Growing up between Rafi on one hand and Black Sabbath on the other, I picked up bits and pieces and one day sang this song in class during a free period. Once in a while a teacher would be absent and the substitute would be from the science section and a complete waste in our commerce section. The easiest way to keep a class shut (we were 94 kids in a section!) was to get one from among us to stand up and entertain. It was almost always me and one day I skipped the contemporary numbers and hesitantly sang this, testing waters and wondering whether this smokey almost seductive number would be acceptable to 80 male and 13 female 17 year olds. It worked. Everyone loved it.
And then we went for the school picnic, playing antakshari all the way in the bus. On the way back I was sitting with the girlfriend of the class umm…. bad boy? And I don’t mean the bad boy in a brooding way. He was rough, brash, big built, barely interested in studies, carried a country pistol to ease his way through things and was at the helm of most of the school violence. She was pretty, slim, had the most beautiful curls, shapely long legs and her laughter was almost musical. I don’t know what she saw in him but I am guessing no one figured what I saw in the anti-social geek who only worked out, avoided events such as the school picnic like the plague and read esoteric literature while the rest of the class struggled with the lone piece of literature that was part of the syllabus for the year.
Anyhow.
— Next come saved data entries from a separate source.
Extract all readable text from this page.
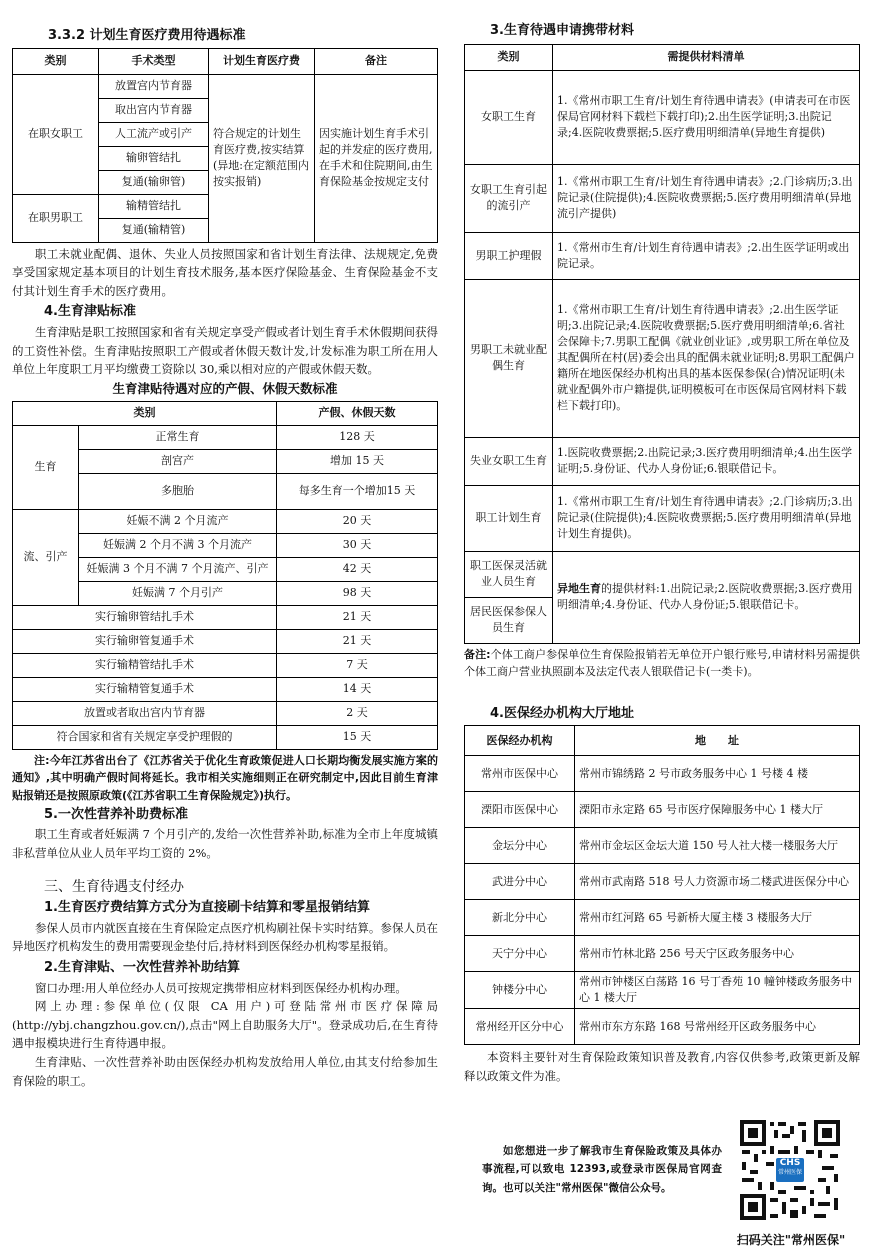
3.3.2 计划生育医疗费用待遇标准
类别	手术类型	计划生育医疗费	备注
在职女职工	放置宫内节育器	符合规定的计划生育医疗费,按实结算(异地:在定额范围内按实报销)	因实施计划生育手术引起的并发症的医疗费用,在手术和住院期间,由生育保险基金按规定支付
	取出宫内节育器		
	人工流产或引产		
	输卵管结扎		
	复通(输卵管)		
在职男职工	输精管结扎		
	复通(输精管)		

职工未就业配偶、退休、失业人员按照国家和省计划生育法律、法规规定,免费享受国家规定基本项目的计划生育技术服务,基本医疗保险基金、生育保险基金不支付其计划生育手术的医疗费用。

4.生育津贴标准

生育津贴是职工按照国家和省有关规定享受产假或者计划生育手术休假期间获得的工资性补偿。生育津贴按照职工产假或者休假天数计发,计发标准为职工所在用人单位上年度职工月平均缴费工资除以 30,乘以相对应的产假或休假天数。

生育津贴待遇对应的产假、休假天数标准
类别		产假、休假天数
生育	正常生育	128 天
	剖宫产	增加 15 天
	多胞胎	每多生育一个增加15 天
流、引产	妊娠不满 2 个月流产	20 天
	妊娠满 2 个月不满 3 个月流产	30 天
	妊娠满 3 个月不满 7 个月流产、引产	42 天
	妊娠满 7 个月引产	98 天
实行输卵管结扎手术		21 天
实行输卵管复通手术		21 天
实行输精管结扎手术		7 天
实行输精管复通手术		14 天
放置或者取出宫内节育器		2 天
符合国家和省有关规定享受护理假的		15 天
注:今年江苏省出台了《江苏省关于优化生育政策促进人口长期均衡发展实施方案的通知》,其中明确产假时间将延长。我市相关实施细则正在研究制定中,因此目前生育津贴报销还是按照原政策(《江苏省职工生育保险规定》)执行。
5.一次性营养补助费标准

职工生育或者妊娠满 7 个月引产的,发给一次性营养补助,标准为全市上年度城镇非私营单位从业人员年平均工资的 2%。

三、生育待遇支付经办
1.生育医疗费结算方式分为直接刷卡结算和零星报销结算

参保人员市内就医直接在生育保险定点医疗机构刷社保卡实时结算。参保人员在异地医疗机构发生的费用需要现金垫付后,持材料到医保经办机构零星报销。

2.生育津贴、一次性营养补助结算

窗口办理:用人单位经办人员可按规定携带相应材料到医保经办机构办理。

网上办理:参保单位(仅限 CA 用户)可登陆常州市医疗保障局(http://ybj.changzhou.gov.cn/),点击"网上自助服务大厅"。登录成功后,在生育待遇申报模块进行生育待遇申报。

生育津贴、一次性营养补助由医保经办机构发放给用人单位,由其支付给参加生育保险的职工。

3.生育待遇申请携带材料
类别	需提供材料清单
女职工生育	1.《常州市职工生育/计划生育待遇申请表》(申请表可在市医保局官网材料下载栏下载打印);2.出生医学证明;3.出院记录;4.医院收费票据;5.医疗费用明细清单(异地生育提供)
女职工生育引起的流引产	1.《常州市职工生育/计划生育待遇申请表》;2.门诊病历;3.出院记录(住院提供);4.医院收费票据;5.医疗费用明细清单(异地流引产提供)
男职工护理假	1.《常州市生育/计划生育待遇申请表》;2.出生医学证明或出院记录。
男职工未就业配偶生育	1.《常州市职工生育/计划生育待遇申请表》;2.出生医学证明;3.出院记录;4.医院收费票据;5.医疗费用明细清单;6.省社会保障卡;7.男职工配偶《就业创业证》,或男职工所在单位及其配偶所在村(居)委会出具的配偶未就业证明;8.男职工配偶户籍所在地医保经办机构出具的基本医保参保(合)情况证明(未就业配偶外市户籍提供,证明模板可在市医保局官网材料下载栏下载打印)。
失业女职工生育	1.医院收费票据;2.出院记录;3.医疗费用明细清单;4.出生医学证明;5.身份证、代办人身份证;6.银联借记卡。
职工计划生育	1.《常州市职工生育/计划生育待遇申请表》;2.门诊病历;3.出院记录(住院提供);4.医院收费票据;5.医疗费用明细清单(异地计划生育提供)。
职工医保灵活就业人员生育	异地生育的提供材料:1.出院记录;2.医院收费票据;3.医疗费用明细清单;4.身份证、代办人身份证;5.银联借记卡。
居民医保参保人员生育	
备注:个体工商户参保单位生育保险报销若无单位开户银行账号,申请材料另需提供个体工商户营业执照副本及法定代表人银联借记卡(一类卡)。
4.医保经办机构大厅地址
医保经办机构	地　　址
常州市医保中心	常州市锦绣路 2 号市政务服务中心 1 号楼 4 楼
溧阳市医保中心	溧阳市永定路 65 号市医疗保障服务中心 1 楼大厅
金坛分中心	常州市金坛区金坛大道 150 号人社大楼一楼服务大厅
武进分中心	常州市武南路 518 号人力资源市场二楼武进医保分中心
新北分中心	常州市红河路 65 号新桥大厦主楼 3 楼服务大厅
天宁分中心	常州市竹林北路 256 号天宁区政务服务中心
钟楼分中心	常州市钟楼区白荡路 16 号丁香苑 10 幢钟楼政务服务中心 1 楼大厅
常州经开区分中心	常州市东方东路 168 号常州经开区政务服务中心

本资料主要针对生育保险政策知识普及教育,内容仅供参考,政策更新及解释以政策文件为准。

如您想进一步了解我市生育保险政策及具体办事流程,可以致电 12393,或登录市医保局官网查询。也可以关注"常州医保"微信公众号。
CHS
常州医保
扫码关注"常州医保"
It was naturally too much to ask of this bad boy to be seated like the rest of the class and he prowled the bus aisle restlessly, a caged lion. It was still a long way home and he growled at me – “You, why don’t you sing the song you sang in class the other day?”
Which one, I say, determined not to let my voice quake in fear. He tells me, I nod, and then I sing.
The OA would probably say the poor singing brought tears to their eyes, but the noisy bus quietened around me and they all listened. And as I sat there, understanding dawned. I was singing this for her – from him. I saw her eyes well up and by the end she was openly sobbing. He turned away and looked out of the bus window, his eyes wet with tears. I didn’t really see what there was to cry about. We were young. A lifetime and so much promise lay ahead of us. We had so much time with the ones we loved. So much we wanted to do.
A couple of days later we had our first board exam and his body was found floating down the Ganga in the early hours of the morning. Gang war, family fight over property, the rumours flew thick and fast. It was the first time in our young lives we’d encountered a violent death and we were all in shock. She walked into class and a deathly silence fell. We all moved away from her. Death is a scary thing and no one wants to be associated with it. Not when your biggest concern that morning was the English Language paper or your un-waxed legs. She broke down and before long all the girls were crying. He may not have been our favourite classmate but the experience was a shocker. And all I could remember was singing for the young lovers barely a week ago and wondering what made them so morose when all I felt around the chosen one was elation. Maybe they had a premonition that it wouldn’t last.
I was talking to some people a few days ago who were talking about frogs in wells and travel. At some level they were right. If you don’t get out of your little well, you don’t see much of the world. But life, it comes to you no matter where you are. There in that small town, living an unremarkable life, those two met intense love, great loss and murder without taking a ticket to anywhere.